We also estimate that the expected capital gains from the completion of
EFG’s transaction in Poland, which we believe the bank will realize by
year-end 2011, could represent about 70 bp of EFG’s risk-weighted assets
according to our RAC framework. Given their relatively moderate impact,
these gains would not materially change our view of EFG’s solvency
position.

ALPHA

The lowering of our long-term rating on Alpha primarily reflects
our view of the heightened economic and industry risks in Alpha’s home
banking market, posed by developments in Greece’s sovereign
creditworthiness. The ratings now reflect our view of Alpha’s higher
credit risk profile compared with that of its Western European peers;
greater vulnerability to a weaker economic environment than previously,
which is likely to negatively affect the bank’s profitability and asset
quality; funding imbalances, which increased rapidly in 2010; and risks
arising from exposure to Southeastern European markets. The ratings on
Alpha are supported by our view of the bank’s valuable franchise in its
domestic market and increasingly diversified business profile.

We anticipate that Alpha’s asset quality is likely to deteriorate
further in 2011, on the back of what we see as ongoing deterioration of
the bank’s operating environment in Greece. According to our estimates,
Alpha’s total problem assets (which include problem loans past due by
more than 90 days, before write-offs) could represent about 13% of its
consolidated credit portfolio at year-end 2011. Growth in problem assets
is also, in our view, likely to lead to higher credit provisions this
year, which could end up exceeding the bank’s loss absorption capacity.
We have incorporated into our ratings on Alpha the possibility that the
bank may report operating losses in 2011, though we anticipate that any
such losses would be manageable, representing about 20 bp of adjusted
total assets. We estimate the bank’s RAC ratio before diversification at
6.7% as of year-end 2010. We believe that, at this level, Alpha’s
solvency does not immunize the bank from what we see as heightened risks
related to Greece’s economic and operating environment. Although we view
Alpha as being less exposed than its domestic peers to Greek government
bonds, its portfolio of government debt accounts for a still meaningful
0.9x the bank’s TAC as of year-end 2010, according to our estimates.

PIRAEUS

The lowering of our long-term rating on Piraeus primarily reflects
our view of the heightened economic and industry risks in Piraeus’ home
banking market, posed by developments in Greece’s sovereign
creditworthiness. The ratings also factor in our view of Piraeus’ higher
credit risk profile compared with that of its Western European peers;
exposure to Southeastern European markets; funding imbalances, which
increased rapidly in 2010; and vulnerability to a weaker economic
environment in Greece than in the past few years, which we believe will
likely weigh on its performance and asset quality. The ratings on
Piraeus remain supported by our view of the bank’s good domestic market
position, successful strategy, and focused management.

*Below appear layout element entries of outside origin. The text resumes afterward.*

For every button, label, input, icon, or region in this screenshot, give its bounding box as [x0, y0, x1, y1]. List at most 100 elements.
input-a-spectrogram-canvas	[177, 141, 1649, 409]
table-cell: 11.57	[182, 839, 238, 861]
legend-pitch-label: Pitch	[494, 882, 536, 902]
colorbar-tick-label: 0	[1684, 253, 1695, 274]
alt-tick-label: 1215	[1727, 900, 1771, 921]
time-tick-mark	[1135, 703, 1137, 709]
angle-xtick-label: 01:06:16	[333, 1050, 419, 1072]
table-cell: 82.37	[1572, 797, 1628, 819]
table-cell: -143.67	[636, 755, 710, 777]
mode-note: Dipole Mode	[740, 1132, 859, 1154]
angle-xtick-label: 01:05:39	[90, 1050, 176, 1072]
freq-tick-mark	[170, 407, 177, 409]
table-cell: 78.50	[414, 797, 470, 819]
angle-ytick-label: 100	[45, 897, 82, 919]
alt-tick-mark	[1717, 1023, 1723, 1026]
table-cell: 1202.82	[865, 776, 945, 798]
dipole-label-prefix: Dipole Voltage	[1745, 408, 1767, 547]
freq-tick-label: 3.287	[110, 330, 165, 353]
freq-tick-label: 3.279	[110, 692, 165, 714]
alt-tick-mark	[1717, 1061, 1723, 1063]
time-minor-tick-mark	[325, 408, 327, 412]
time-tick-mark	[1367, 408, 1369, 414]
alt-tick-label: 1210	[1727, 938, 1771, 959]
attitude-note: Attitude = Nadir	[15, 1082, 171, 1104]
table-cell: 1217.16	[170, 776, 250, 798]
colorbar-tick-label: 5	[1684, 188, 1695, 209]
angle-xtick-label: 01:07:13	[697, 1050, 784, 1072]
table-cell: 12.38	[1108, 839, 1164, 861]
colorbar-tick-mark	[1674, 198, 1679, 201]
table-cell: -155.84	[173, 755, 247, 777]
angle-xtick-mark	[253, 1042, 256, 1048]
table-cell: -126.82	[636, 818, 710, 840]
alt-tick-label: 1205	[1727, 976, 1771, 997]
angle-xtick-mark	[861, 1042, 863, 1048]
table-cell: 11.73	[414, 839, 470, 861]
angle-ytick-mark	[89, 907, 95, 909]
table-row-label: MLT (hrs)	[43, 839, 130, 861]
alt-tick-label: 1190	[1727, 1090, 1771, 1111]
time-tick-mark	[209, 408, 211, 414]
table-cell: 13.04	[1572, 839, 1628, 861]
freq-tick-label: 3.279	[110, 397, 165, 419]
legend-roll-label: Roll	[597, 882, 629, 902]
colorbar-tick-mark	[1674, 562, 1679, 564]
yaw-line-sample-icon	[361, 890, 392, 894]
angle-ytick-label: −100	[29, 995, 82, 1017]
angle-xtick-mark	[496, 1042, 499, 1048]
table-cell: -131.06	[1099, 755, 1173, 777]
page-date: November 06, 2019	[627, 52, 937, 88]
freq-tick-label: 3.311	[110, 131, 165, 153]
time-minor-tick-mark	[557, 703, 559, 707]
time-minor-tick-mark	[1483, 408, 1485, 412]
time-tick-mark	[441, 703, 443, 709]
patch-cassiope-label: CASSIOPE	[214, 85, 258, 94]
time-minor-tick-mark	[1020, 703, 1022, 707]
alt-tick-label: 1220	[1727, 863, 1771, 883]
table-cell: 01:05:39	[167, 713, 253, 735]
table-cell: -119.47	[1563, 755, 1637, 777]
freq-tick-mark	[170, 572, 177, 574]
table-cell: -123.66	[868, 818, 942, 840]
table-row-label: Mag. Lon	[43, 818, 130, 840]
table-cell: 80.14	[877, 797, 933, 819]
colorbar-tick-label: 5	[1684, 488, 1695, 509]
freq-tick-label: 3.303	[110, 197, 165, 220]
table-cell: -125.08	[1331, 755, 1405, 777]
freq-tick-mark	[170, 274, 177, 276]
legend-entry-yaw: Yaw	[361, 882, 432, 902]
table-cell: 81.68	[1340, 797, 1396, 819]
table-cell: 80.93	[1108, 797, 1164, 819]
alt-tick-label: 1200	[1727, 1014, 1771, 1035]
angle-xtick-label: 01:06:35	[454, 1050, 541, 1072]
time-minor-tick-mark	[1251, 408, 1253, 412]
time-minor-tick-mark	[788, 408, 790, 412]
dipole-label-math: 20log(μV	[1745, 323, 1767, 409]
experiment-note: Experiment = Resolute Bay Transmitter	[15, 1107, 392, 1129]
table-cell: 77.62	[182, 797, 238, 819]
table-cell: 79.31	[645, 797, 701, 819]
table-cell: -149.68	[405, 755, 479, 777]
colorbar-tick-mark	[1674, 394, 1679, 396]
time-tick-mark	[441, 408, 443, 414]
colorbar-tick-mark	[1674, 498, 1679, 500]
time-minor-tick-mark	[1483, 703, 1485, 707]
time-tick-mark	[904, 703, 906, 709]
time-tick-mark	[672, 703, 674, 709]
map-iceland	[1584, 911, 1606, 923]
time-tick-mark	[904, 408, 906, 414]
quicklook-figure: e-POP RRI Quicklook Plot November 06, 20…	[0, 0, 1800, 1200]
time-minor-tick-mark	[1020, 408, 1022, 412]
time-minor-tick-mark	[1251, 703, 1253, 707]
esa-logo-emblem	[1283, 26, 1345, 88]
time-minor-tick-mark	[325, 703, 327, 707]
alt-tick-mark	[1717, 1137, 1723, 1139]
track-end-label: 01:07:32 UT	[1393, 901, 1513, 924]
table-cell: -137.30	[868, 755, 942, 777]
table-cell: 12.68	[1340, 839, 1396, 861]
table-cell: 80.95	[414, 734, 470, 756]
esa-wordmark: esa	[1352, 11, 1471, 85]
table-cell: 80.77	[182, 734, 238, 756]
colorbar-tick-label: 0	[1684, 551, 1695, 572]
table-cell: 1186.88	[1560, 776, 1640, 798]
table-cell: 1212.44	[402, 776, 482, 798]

In our view, further deterioration in Piraeus’ credit portfolio is
likely to push up credit losses in 2011 to levels exceeding the bank’s
loss absorption capacity. At the same time, we believe that declining
business volumes and a still high cost of funding will likely constrain
Piraeus’ revenue stream. Given the negative operating environment we
anticipate in Greece, we are factoring into our ratings on Piraeus the
possibility that the bank may report operating losses in 2011. We
believe, however, that their impact on solvency will remain manageable;
our current ratings on Piraeus incorporate our estimate that, in such a
scenario, net operating losses would not exceed about 35 bp of average
adjusted assets in 2011. We estimate that Piraeus’ RAC ratio before
diversification was 5.9% at yearend 2010. In the first few months of
2011, the bank successfully completed a capital increase; the total
equity raised should, in our opinion, enable Piraeus to increase its RAC
ratios by about 150 bp. Nevertheless, we still believe that Piraeus’
solvency does not immunize the bank from the heightened risks related to
Greece’s economic and operating environment.